As $x \to 0$, all terms containing $x$ will go to zero. So, the limit simplifies to: $\frac{S_1}{n} = \frac{\sum_{k=1}^{n} k^p}{n}$

Now, we apply the given values $n=5$ and $p=3$: The limit value is $\frac{\sum_{k=1}^{5} k^3}{5}$.

Calculate the sum $\sum_{k=1}^{5} k^3$: $\sum_{k=1}^{5} k^3 = 1^3 + 2^3 + 3^3 + 4^3 + 5^3$ $= 1 + 8 + 27 + 64 + 125$ $= 225$

Substitute this sum back into the limit expression: Limit $= \frac{225}{5} = 45$.

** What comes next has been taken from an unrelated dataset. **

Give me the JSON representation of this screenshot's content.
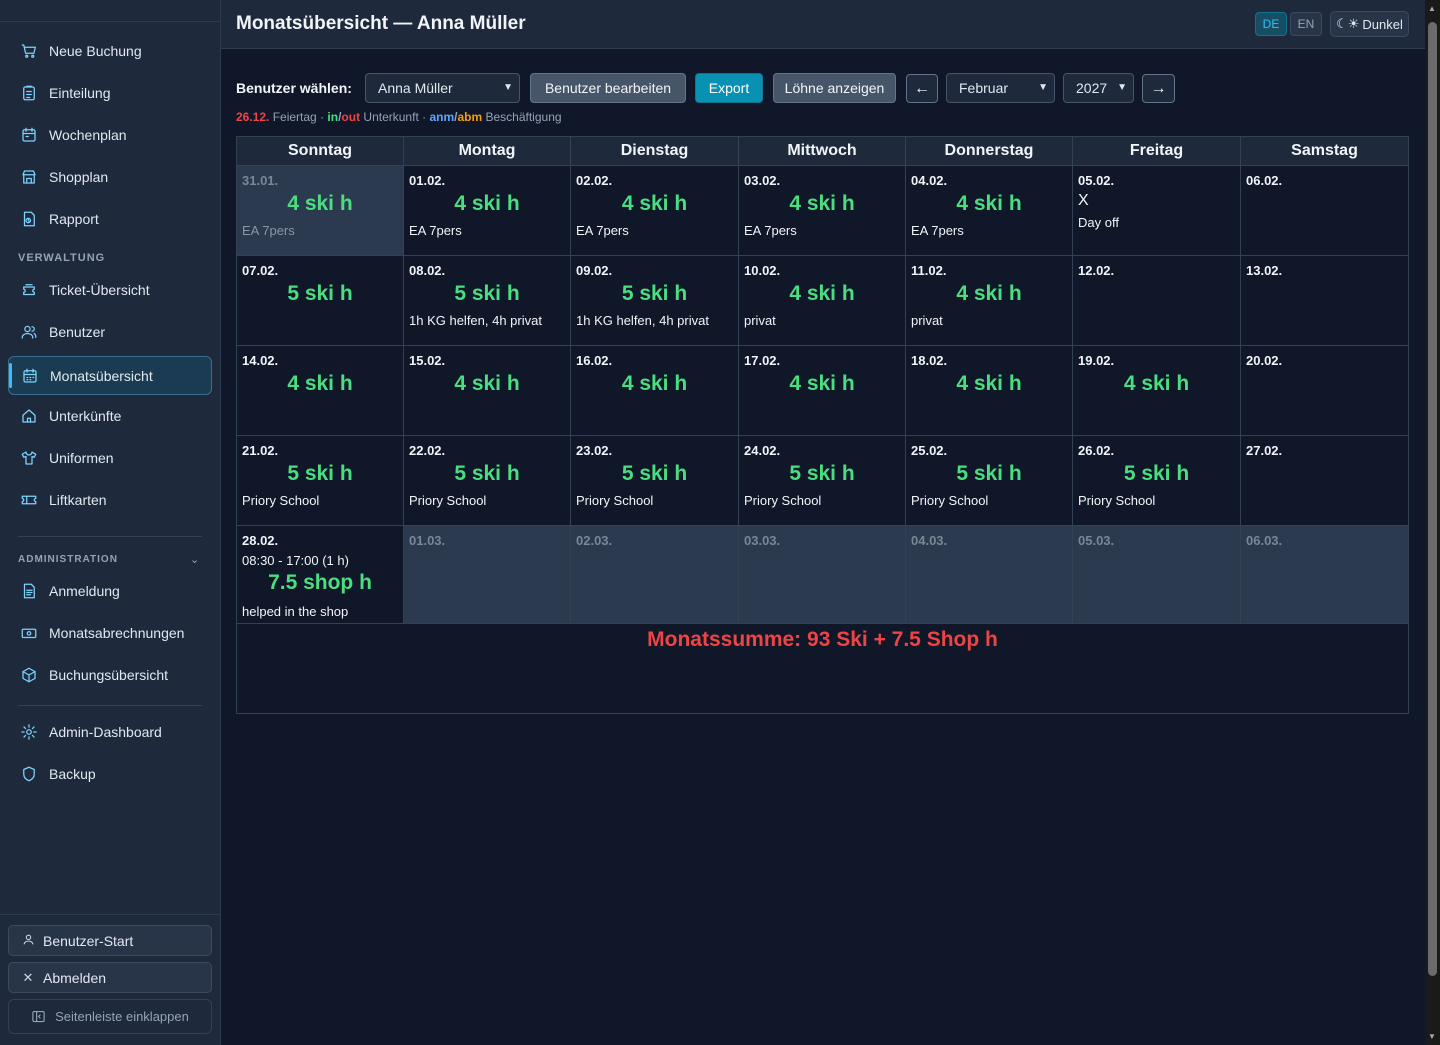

The final answer is $\boxed{45}$.

Explanation: The problem involves evaluating a limit of a function $g_n(x)$ which is defined in terms of a sum. The key insight is to use the Taylor series expansion for $\frac{1}{1-y} = 1+y+y^2+...$ for small $y$. By substituting $y=k^p x^p$ for each term in the sum, we can express the denominator of $g_n(x)$ as $n + x^p \sum_{k=1}^{n} k^p + O(x^{2p})$. Then, $1-g_n(x)$ simplifies to $\frac{x^p \sum_{k=1}^{n} k^p + O(x^{2p})}{n + O(x^p)}$. Dividing by $x^p$ and taking the limit as $x \to 0$ yields $\frac{\sum_{k=1}^{n} k^p}{n}$. Finally, substituting $n=5$ and $p=3$, we calculate the sum of the first five cubes and divide by 5, which gives 45.